Neoadjuvant chemotherapy followed by interval debulking has become an alternative treatment option for patients with advanced-stage ovarian cancer. The effects of chemotherapy on the histologic features of the tumor have not been well described for ovarian carcinoma, especially related to changes that significantly alter the appearance of the tumor. In this study, we describe a case of ovarian serous carcinoma status-post neoadjuvant chemotherapy that showed exuberant clear cell/foamy change. This unusual morphology raised the possibility of a mixed epithelial carcinoma or a secondary malignancy. Immunohistochemical stains were performed to help distinguish whether the tumor was a serous carcinoma with chemotherapy-induced clear cell change or a distinct clear cell carcinoma of ovarian or extraovarian origin.

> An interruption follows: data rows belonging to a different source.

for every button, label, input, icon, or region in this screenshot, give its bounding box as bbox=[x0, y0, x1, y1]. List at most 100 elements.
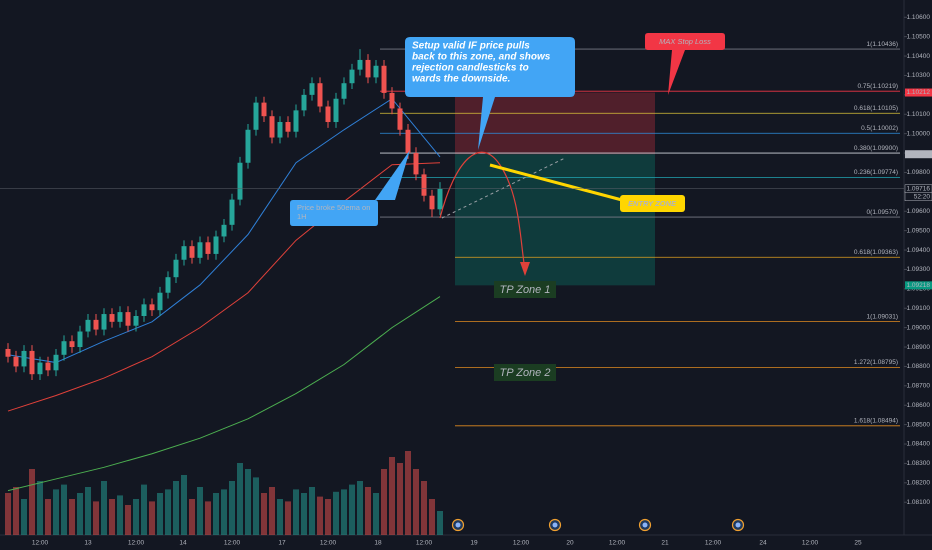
stop-callout bbox=[645, 33, 725, 95]
fib-label: 0(1.09570) bbox=[867, 209, 898, 216]
candle-body bbox=[61, 341, 67, 355]
volume-bar bbox=[93, 501, 99, 535]
tp-box bbox=[494, 281, 556, 298]
candle-body bbox=[93, 319, 99, 330]
volume-bar bbox=[157, 493, 163, 535]
volume-bar bbox=[77, 493, 83, 535]
candle-body bbox=[293, 110, 299, 132]
volume-bar bbox=[349, 484, 355, 535]
candle-body bbox=[229, 199, 235, 225]
volume-bar bbox=[269, 487, 275, 535]
volume-bar bbox=[29, 469, 35, 535]
candle-body bbox=[181, 246, 187, 260]
fib-label: 0.618(1.09363) bbox=[854, 249, 898, 256]
fib-label: 1(1.09031) bbox=[867, 313, 898, 320]
y-tick-label: 1.08400 bbox=[907, 441, 931, 448]
volume-bar bbox=[125, 505, 131, 535]
x-tick-label: 17 bbox=[278, 540, 286, 547]
volume-bar bbox=[221, 489, 227, 535]
x-tick-label: 12:00 bbox=[609, 540, 626, 547]
x-tick-label: 12:00 bbox=[128, 540, 145, 547]
volume-bar bbox=[437, 511, 443, 535]
candle-body bbox=[165, 277, 171, 293]
candle-body bbox=[277, 122, 283, 138]
candle-body bbox=[221, 224, 227, 237]
x-tick-label: 12:00 bbox=[802, 540, 819, 547]
setup-note: rejection candlesticks to bbox=[412, 63, 529, 74]
price-marker-label: 1.09218 bbox=[907, 282, 931, 289]
volume-bar bbox=[69, 499, 75, 535]
candle-body bbox=[357, 59, 363, 70]
x-tick-label: 14 bbox=[179, 540, 187, 547]
candle-body bbox=[437, 188, 443, 210]
candle-body bbox=[157, 292, 163, 311]
candle-body bbox=[325, 106, 331, 123]
price-marker bbox=[905, 88, 932, 97]
y-tick-label: 1.08600 bbox=[907, 402, 931, 409]
volume-bar bbox=[357, 481, 363, 535]
stop-note: MAX Stop Loss bbox=[659, 37, 711, 46]
x-tick-label: 13 bbox=[84, 540, 92, 547]
volume-bar bbox=[5, 493, 11, 535]
candle-body bbox=[237, 162, 243, 200]
dashed-line bbox=[441, 157, 566, 219]
y-tick-label: 1.09600 bbox=[907, 208, 931, 215]
candle-body bbox=[301, 94, 307, 111]
setup-note: Setup valid IF price pulls bbox=[412, 41, 530, 52]
x-tick-label: 19 bbox=[470, 540, 478, 547]
volume-bar bbox=[397, 463, 403, 535]
candle-body bbox=[197, 242, 203, 258]
volume-bar bbox=[365, 487, 371, 535]
candle-body bbox=[341, 83, 347, 99]
volume-bar bbox=[429, 499, 435, 535]
fib-label: 1.618(1.08494) bbox=[854, 418, 898, 425]
candle-body bbox=[253, 102, 259, 130]
candle-body bbox=[421, 174, 427, 196]
tp-note: TP Zone 1 bbox=[500, 284, 551, 296]
x-tick-label: 20 bbox=[566, 540, 574, 547]
event-icon-dot bbox=[642, 522, 648, 528]
y-tick-label: 1.10500 bbox=[907, 33, 931, 40]
candle-body bbox=[317, 83, 323, 107]
volume-bar bbox=[301, 493, 307, 535]
volume-bar bbox=[13, 487, 19, 535]
volume-bar bbox=[373, 493, 379, 535]
candle-body bbox=[77, 331, 83, 348]
y-tick-label: 1.08200 bbox=[907, 480, 931, 487]
volume-bar bbox=[61, 484, 67, 535]
price-marker-label: 1.10212 bbox=[907, 89, 931, 96]
x-tick-label: 12:00 bbox=[513, 540, 530, 547]
entry-note: ENTRY ZONE bbox=[628, 199, 677, 208]
candle-body bbox=[101, 314, 107, 330]
countdown: 52:20 bbox=[914, 193, 931, 200]
volume-bar bbox=[141, 484, 147, 535]
candle-body bbox=[117, 312, 123, 322]
candle-body bbox=[13, 356, 19, 367]
event-icon-dot bbox=[552, 522, 558, 528]
volume-bar bbox=[421, 481, 427, 535]
volume-bar bbox=[133, 499, 139, 535]
setup-note: back to this zone, and shows bbox=[412, 52, 551, 63]
y-tick-label: 1.08900 bbox=[907, 344, 931, 351]
tp-box bbox=[494, 364, 556, 381]
fib-label: 0.618(1.10105) bbox=[854, 105, 898, 112]
volume-bar bbox=[101, 481, 107, 535]
x-tick-label: 12:00 bbox=[32, 540, 49, 547]
volume-bar bbox=[149, 501, 155, 535]
y-tick-label: 1.10100 bbox=[907, 111, 931, 118]
candle-body bbox=[381, 65, 387, 93]
volume-bar bbox=[341, 489, 347, 535]
volume-bar bbox=[277, 499, 283, 535]
y-tick-label: 1.08800 bbox=[907, 363, 931, 370]
countdown-box bbox=[904, 192, 932, 201]
volume-bar bbox=[413, 469, 419, 535]
volume-bar bbox=[173, 481, 179, 535]
volume-bar bbox=[229, 481, 235, 535]
x-tick-label: 12:00 bbox=[705, 540, 722, 547]
setup-callout bbox=[405, 37, 575, 150]
volume-bar bbox=[237, 463, 243, 535]
candle-body bbox=[189, 246, 195, 258]
fib-label: 0.380(1.09900) bbox=[854, 145, 898, 152]
candle-body bbox=[205, 242, 211, 254]
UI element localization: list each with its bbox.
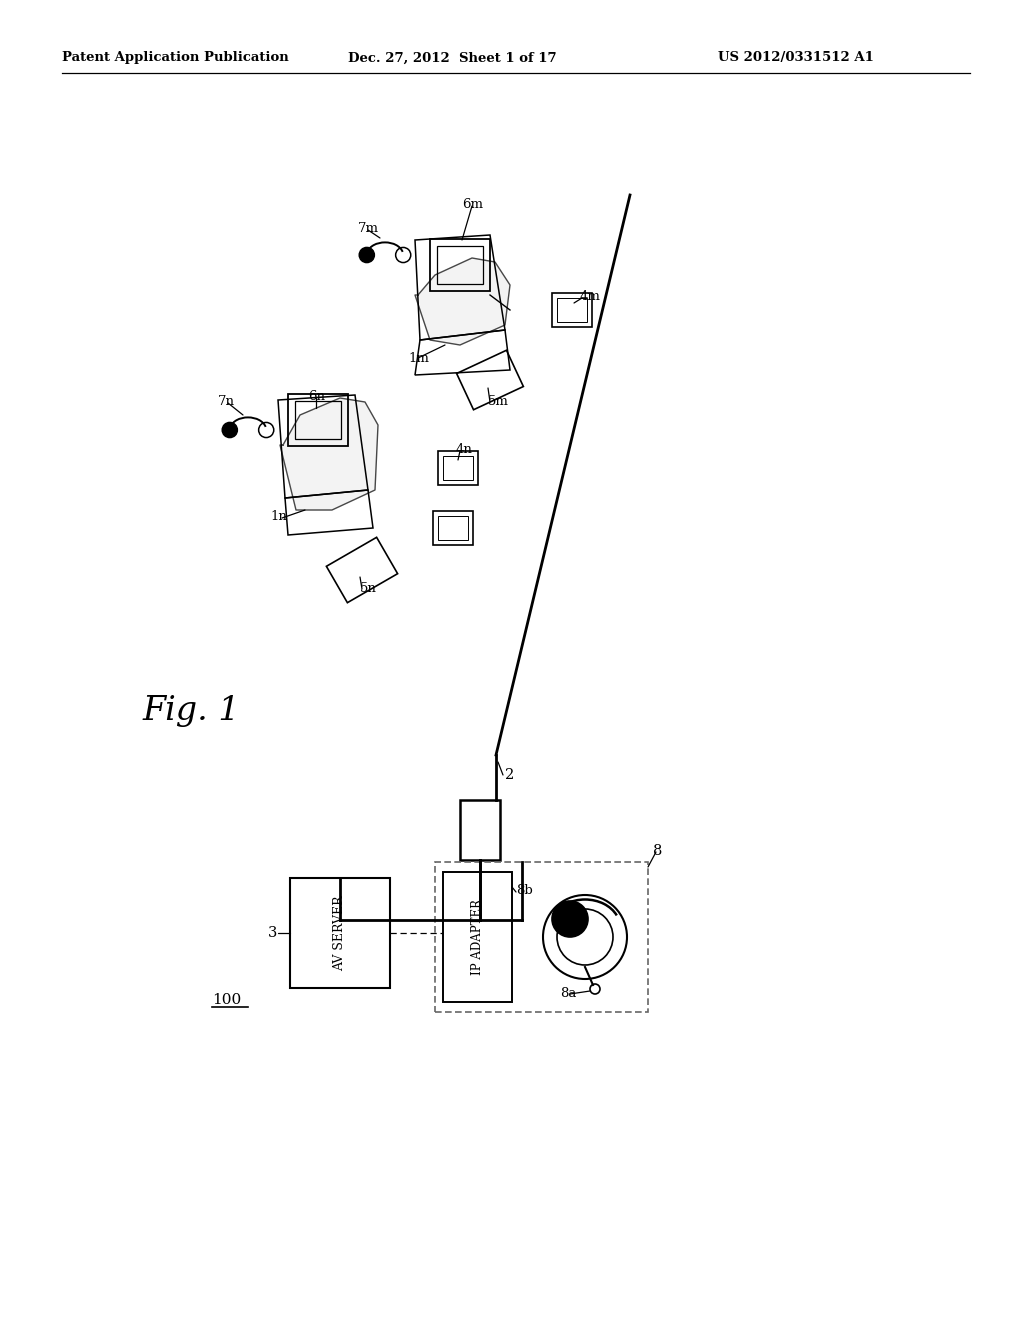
- Text: 5n: 5n: [360, 582, 377, 595]
- Polygon shape: [280, 399, 378, 510]
- Text: US 2012/0331512 A1: US 2012/0331512 A1: [718, 51, 873, 65]
- Bar: [290, 878, 390, 987]
- Text: 4m: 4m: [580, 290, 601, 304]
- Polygon shape: [415, 257, 510, 345]
- Text: 100: 100: [212, 993, 242, 1007]
- Text: IP ADAPTER: IP ADAPTER: [471, 899, 484, 975]
- Bar: [435, 862, 648, 1012]
- Text: AV SERVER: AV SERVER: [334, 895, 346, 970]
- Text: 4n: 4n: [456, 444, 473, 455]
- Text: Patent Application Publication: Patent Application Publication: [62, 51, 289, 65]
- Circle shape: [359, 247, 375, 263]
- Text: 3: 3: [268, 927, 278, 940]
- Text: Fig. 1: Fig. 1: [142, 696, 240, 727]
- Text: 8: 8: [653, 843, 663, 858]
- Text: 8a: 8a: [560, 987, 577, 1001]
- Text: 7n: 7n: [218, 395, 234, 408]
- Text: 2: 2: [505, 768, 514, 781]
- Text: 1m: 1m: [408, 352, 429, 366]
- Text: 6m: 6m: [462, 198, 483, 211]
- Text: 6n: 6n: [308, 389, 325, 403]
- Text: 8b: 8b: [516, 884, 532, 898]
- Circle shape: [552, 902, 588, 937]
- Bar: [460, 800, 500, 861]
- Text: Dec. 27, 2012  Sheet 1 of 17: Dec. 27, 2012 Sheet 1 of 17: [348, 51, 557, 65]
- Text: 5m: 5m: [488, 395, 509, 408]
- Text: 7m: 7m: [358, 222, 379, 235]
- Bar: [443, 873, 512, 1002]
- Circle shape: [222, 422, 238, 437]
- Text: 1n: 1n: [270, 510, 287, 523]
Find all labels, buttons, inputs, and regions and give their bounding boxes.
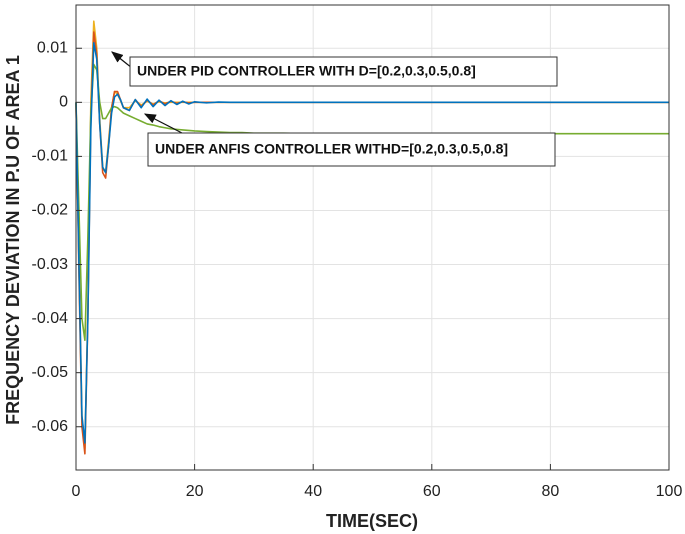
annotation-arrow	[143, 113, 183, 134]
x-tick-label: 100	[656, 483, 683, 500]
y-tick-label: -0.02	[32, 202, 69, 219]
y-tick-label: -0.03	[32, 256, 69, 273]
y-tick-label: 0	[59, 94, 68, 111]
series-line	[75, 42, 669, 444]
annotation: UNDER PID CONTROLLER WITH D=[0.2,0.3,0.5…	[137, 63, 476, 79]
x-axis-title: TIME(SEC)	[326, 511, 418, 531]
y-tick-label: 0.01	[37, 39, 68, 56]
y-tick-label: -0.05	[32, 364, 69, 381]
x-tick-label: 40	[304, 483, 322, 500]
annotation: UNDER ANFIS CONTROLLER WITHD=[0.2,0.3,0.…	[155, 141, 508, 157]
annotation-arrow	[111, 51, 133, 69]
y-tick-label: -0.06	[32, 418, 69, 435]
y-axis-title: FREQUENCY DEVIATION IN P.U OF AREA 1	[3, 55, 23, 425]
x-tick-label: 0	[72, 483, 81, 500]
x-tick-label: 60	[423, 483, 441, 500]
y-tick-label: -0.04	[32, 310, 69, 327]
x-tick-label: 80	[542, 483, 560, 500]
y-tick-label: -0.01	[32, 148, 69, 165]
annotation-box	[129, 56, 558, 87]
x-tick-label: 20	[186, 483, 204, 500]
plot-frame	[75, 4, 670, 471]
annotation-box	[147, 132, 556, 167]
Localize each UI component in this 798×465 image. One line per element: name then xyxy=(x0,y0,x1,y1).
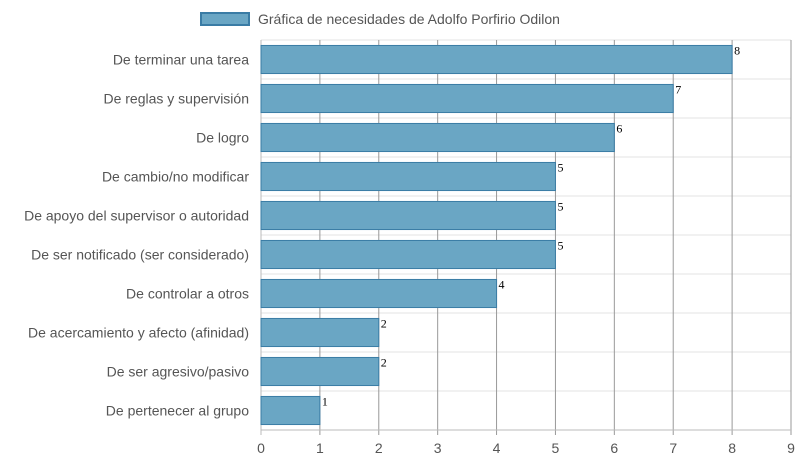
category-label: De ser agresivo/pasivo xyxy=(107,364,250,380)
data-label: 2 xyxy=(381,355,387,369)
data-label: 5 xyxy=(557,160,563,174)
category-label: De acercamiento y afecto (afinidad) xyxy=(28,325,249,341)
x-tick-label: 9 xyxy=(787,440,795,456)
chart-legend[interactable]: Gráfica de necesidades de Adolfo Porfiri… xyxy=(200,9,560,29)
x-tick-label: 7 xyxy=(669,440,677,456)
category-label: De logro xyxy=(196,130,249,146)
x-tick-label: 0 xyxy=(257,440,265,456)
bar[interactable] xyxy=(260,356,380,387)
bar[interactable] xyxy=(260,122,615,153)
data-label: 7 xyxy=(675,82,681,96)
bar[interactable] xyxy=(260,278,498,309)
data-label: 4 xyxy=(499,277,505,291)
category-label: De reglas y supervisión xyxy=(103,91,249,107)
bar[interactable] xyxy=(260,44,733,75)
category-label: De apoyo del supervisor o autoridad xyxy=(24,208,249,224)
x-tick-label: 5 xyxy=(552,440,560,456)
x-tick-label: 6 xyxy=(610,440,618,456)
bar[interactable] xyxy=(260,200,556,231)
data-label: 2 xyxy=(381,316,387,330)
data-label: 1 xyxy=(322,394,328,408)
x-tick-label: 1 xyxy=(316,440,324,456)
data-label: 5 xyxy=(557,199,563,213)
bar[interactable] xyxy=(260,317,380,348)
x-tick-label: 3 xyxy=(434,440,442,456)
data-label: 8 xyxy=(734,43,740,57)
bar[interactable] xyxy=(260,161,556,192)
category-label: De controlar a otros xyxy=(126,286,249,302)
bar[interactable] xyxy=(260,83,674,114)
bar[interactable] xyxy=(260,239,556,270)
data-label: 6 xyxy=(616,121,622,135)
category-label: De pertenecer al grupo xyxy=(106,403,249,419)
legend-label: Gráfica de necesidades de Adolfo Porfiri… xyxy=(258,11,560,27)
bar[interactable] xyxy=(260,395,321,426)
category-label: De terminar una tarea xyxy=(113,52,249,68)
category-label: De ser notificado (ser considerado) xyxy=(31,247,249,263)
x-tick-label: 2 xyxy=(375,440,383,456)
legend-swatch xyxy=(200,12,250,26)
data-label: 5 xyxy=(557,238,563,252)
x-tick-label: 4 xyxy=(493,440,501,456)
x-tick-label: 8 xyxy=(728,440,736,456)
category-label: De cambio/no modificar xyxy=(102,169,249,185)
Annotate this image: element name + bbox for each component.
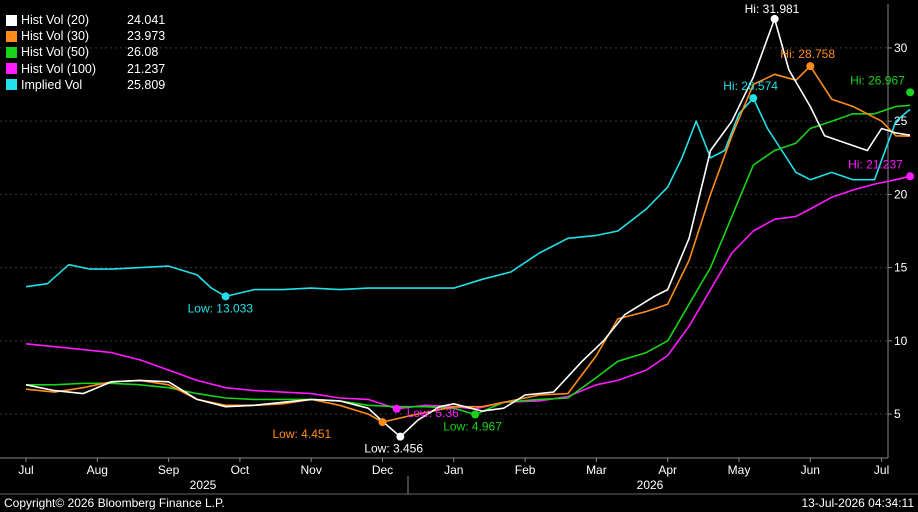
- legend-item: Hist Vol (30) 23.973: [6, 28, 165, 44]
- series-line: [25, 18, 911, 438]
- x-tick-label: Oct: [231, 463, 250, 477]
- y-tick-label: 10: [894, 334, 908, 348]
- legend-item: Hist Vol (100) 21.237: [6, 61, 165, 77]
- annotation-marker: [396, 432, 405, 441]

The clear cell and conventional serous components showed diffuse positivity for CK7, CA125, and ER; however, only the clear cell component was positive for hepatocyte nuclear factor-1beta and only the conventional serous component was positive for WT1. Although there was a slight discrepancy in the staining patterns, given the lack of other typical histologic features of clear cell carcinoma, the unusual clear cell morphology was most likely the result of chemotherapy-induced changes.